ANES : comment s’explique l’utilisation importante de parties d’animaux dans la médecine traditionnelle chinoise (MTC) ?

Aili Kang : la MTC est une pratique traditionnelle et culturelle, elle se conjugue avec la passion de manger (la nourriture, c’est l’or en Chine) : ensemble elles sont devenues une « thérapie alimentaire », une sorte de médecine préventive qui, si elle fonctionne, permettra de ne pas avoir à utiliser de médicaments curatifs. Or utiliser des animaux comme composés de cette thérapie alimentaire est un autre aspect de cette passion. Notre peuple respecte vraiment cette pratique ancrée dans notre histoire, donc même s’il était d’accord sur le fait que ces espèces n’ont aucune propriété médicinale, il lui serait très difficile de dire « non » au concept d’utilisation des animaux dans la MTC. C’est un débat au moins autant culturel que scientifique, un débat sur les croyances des gens. Autre problème : les Chinois font confiance aux recommandations de leurs « mentors » ou de personnes du même âge. Mes parents écoutent leurs amis, pas moi, alors que j’ai un diplôme de biologie ! Quant au livre officiel sur la MTC, les gens lui préfèrent les réseaux sociaux. Et cela fonctionne de manière à ce que les gens se connectent avec des gens qui ont la même opinion. J’ai étudié l’utilisation de Facebook par ma belle-mère : elle se concentre sur ce qu’elle aime écouter, sur les gens qui partagent ses idées, mais pas sur ceux qui pensent différemment. Cela crée donc un biais important dans l’édification de certaines croyances.

ANES : n’est-il pas paradoxal qu’une médecine supposément traditionnelle semble découvrir régulièrement de nouveaux produits à base d’animaux, qui posséderaient d’incroyables vertus thérapeutiques ?

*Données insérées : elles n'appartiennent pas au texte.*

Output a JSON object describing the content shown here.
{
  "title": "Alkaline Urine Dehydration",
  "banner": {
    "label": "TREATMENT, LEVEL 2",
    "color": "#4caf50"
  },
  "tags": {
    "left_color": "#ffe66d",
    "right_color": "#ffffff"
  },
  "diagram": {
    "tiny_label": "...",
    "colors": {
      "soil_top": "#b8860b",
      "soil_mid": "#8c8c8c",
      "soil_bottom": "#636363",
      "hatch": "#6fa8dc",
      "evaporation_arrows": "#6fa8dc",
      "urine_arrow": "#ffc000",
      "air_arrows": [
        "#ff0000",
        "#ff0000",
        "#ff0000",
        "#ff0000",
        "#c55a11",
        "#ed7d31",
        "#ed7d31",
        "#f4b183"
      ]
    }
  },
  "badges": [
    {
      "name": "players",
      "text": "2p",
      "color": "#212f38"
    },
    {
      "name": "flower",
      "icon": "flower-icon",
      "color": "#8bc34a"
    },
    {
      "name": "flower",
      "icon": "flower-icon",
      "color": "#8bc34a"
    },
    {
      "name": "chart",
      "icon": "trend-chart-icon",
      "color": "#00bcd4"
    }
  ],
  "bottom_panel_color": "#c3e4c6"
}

Aili Kang : c’est vrai, de nombreux nouveaux produits sont apparus ces dernières années, alors qu’aucun d’entre eux n’avait été enregistré dans la MTC officielle, telles que les branchies Manta. On peut imaginer qu’un jour, un recéleur a pensé : « je peux avoir beaucoup de branchies de raies, il faut trouver un moyen de promouvoir son utilisation auprès des Chinois avides d’animaux » ! Il y a donc une confusion entre le commerce traditionnel et le commerce des traditions. J’en suis triste, car je respecte la MTC dans notre histoire, sa valeur culturelle en tant qu’approche différente de la médecine occidentale. Mais aujourd’hui, certains l’interprètent de façon erronée et en font une justification pour le commerce illégal d’espèces. En résumé, cela revient à dire que ce n’est pas tant la demande qui structure l’offre, mais le marché qui façonne les habitudes. Des commerçants, certains praticiens de la MTC dans des cliniques privées, et plusieurs entreprises liées aux syndicats du crime développent ces nouveaux produits de la MTC et créent des marchés en les promouvant, notamment dans les médias sociaux, à travers des influenceurs dont les autres veulent suivre l’exemple. Ensuite, l’utilisation circule de consommateur en consommateurs et devient quelque chose de « traditionnel ». Chaque utilisateur devient un promoteur. Et parfois même des non-utilisateurs : ma belle-mère (toujours elle !) ne consomme pas ces produits, mais elle les promeut quand même, car elle se sent partie intégrante de ce patrimoine culturel. Il s’agit donc de créer un marché de pratiques et de croyances culturelles qui perdurent dans le temps !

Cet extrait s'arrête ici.